What Other Drugs Are Used In Laced Weed?

What is laced weed mixed with? Any number of drugs or other substances can be laced into marijuana. But there are types of drugs that are more commonly added to cannabis than others.

Stimulants

One of the most common ways to lace weed is to add a stimulant like cocaine to dried flower. Smoking both in combination produces the effects of both drugs, with the stimulant overriding the mellow or depressant effects of the cannabis.

Hallucinogens

If you’ve seen the old Denzel Washington movie Training Day, you know all about the effects of weed laced with hallucinogens. The most common are PCP or ketamine, which people sometimes add to weed to dramatically increase the former’s psychedelic effects.

Depressants

Opioids, heroin, prescription painkillers—all of these can be laced with cannabis to do two things. First, weed laced with depressants will significantly increase its sedative and euphoric effects, for obvious reasons. But depressants can also make the overall high feel way more intense and long-lasting.

Other Chemicals

Sometimes, weed isn’t laced with other drugs at all. Instead, any number of seemingly random substances can end up in cannabis. There have been reports of formaldehyde, laundry detergent, rat poison and even glass laced into marijuana. Weed laced with these substances can produce wildly unpredictable and dangerous results.

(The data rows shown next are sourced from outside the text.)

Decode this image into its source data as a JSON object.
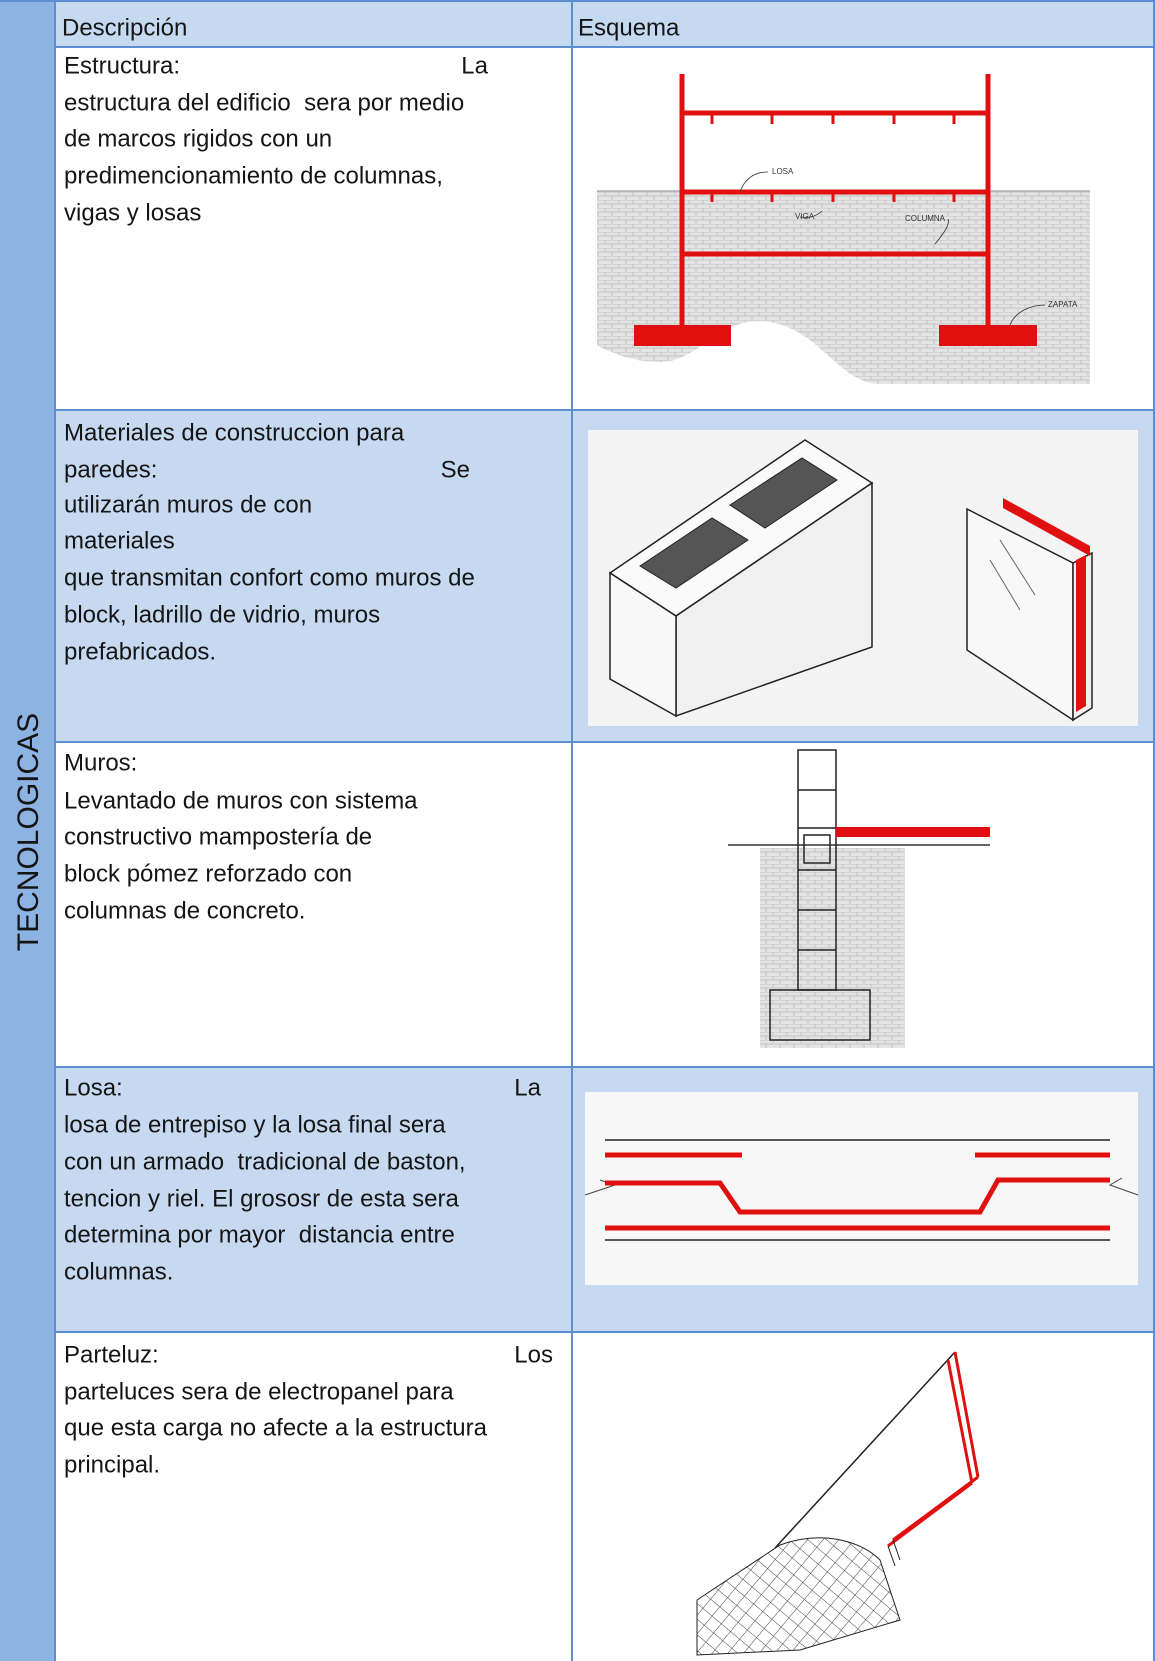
{
  "header": {
    "side_label": "TECNOLOGICAS",
    "columns": [
      "Descripción",
      "Esquema"
    ]
  },
  "rows": [
    {
      "description": [
        "Estructura:",
        "La",
        "estructura del edificio  sera por medio",
        "de marcos rigidos con un",
        "predimencionamiento de columnas,",
        "vigas y losas"
      ],
      "figure_labels": [
        "LOSA",
        "VIGA",
        "COLUMNA",
        "ZAPATA"
      ]
    },
    {
      "description": [
        "Materiales de construccion para",
        "paredes:",
        "Se",
        "utilizarán muros de con",
        "materiales",
        "que transmitan confort como muros de",
        "block, ladrillo de vidrio, muros",
        "prefabricados."
      ]
    },
    {
      "description": [
        "Muros:",
        "Levantado de muros con sistema",
        "constructivo mampostería de",
        "block pómez reforzado con",
        "columnas de concreto."
      ]
    },
    {
      "description": [
        "Losa:",
        "La",
        "losa de entrepiso y la losa final sera",
        "con un armado  tradicional de baston,",
        "tencion y riel. El grososr de esta sera",
        "determina por mayor  distancia entre",
        "columnas."
      ]
    },
    {
      "description": [
        "Parteluz:",
        "Los",
        "parteluces sera de electropanel para",
        "que esta carga no afecte a la estructura",
        "principal."
      ]
    }
  ]
}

Why You Should Avoid Laced Weed

The dangers of consuming laced weed are multiple. But they all come back to the fact that many of the substances found in laced marijuana can be harmful or even deadly.

When it comes to marijuana mixed with hard drugs like meth, cocaine, or heroin, there’s a serious risk of overdose death. Usually, you’d consume a larger quantity of cannabis than those drugs on their own.

So if your weed is laced with them, you’re at risk of consuming too much and ending up in the hospital or dead from an overdose. Weed laced with harder drugs can also increase your risk of drug addiction.

The same holds for the other substances, which can be deadly in even smaller amounts. Things like embalming fluid and detergent are extremely toxic.

Ultimately, however, you should avoid laced weed because at the very least, you’ll have an experience you weren’t expecting. Consuming laced weed can cause strange and dangerous mood alterations, breathing problems and heart issues.

How To Protect Yourself Against Laced Weed

Fortunately, marijuana laced with other substances isn’t very common. You’re more likely to encounter laced cannabis if you’re buying on the illicit market.

Black market dealers may be tempted to lace weed for two reasons. First, they could be trying to add weight to a product to increase their margins.

In this case, the laced weed can be especially dangerous. Because, from a profit perspective, it only makes sense to use substances that are cheaper than weed—i.e. household chemicals, not hard drugs.

Second, black market dealers could lace their weed with harder drugs to increase the intensity of its effects. This is possible especially if the weed itself is really weak and low quality.

Therefore, the absolute best way to avoid laced weed is to purchase it from a legal retailer. In weed-legal states, products undergo rigorous quality control, and regulators track products from seed to sale.

If legal retail sales aren’t available in your area, however, then obtaining cannabis from a dealer you know and trust is the best thing you can do to protect yourself against laced weed.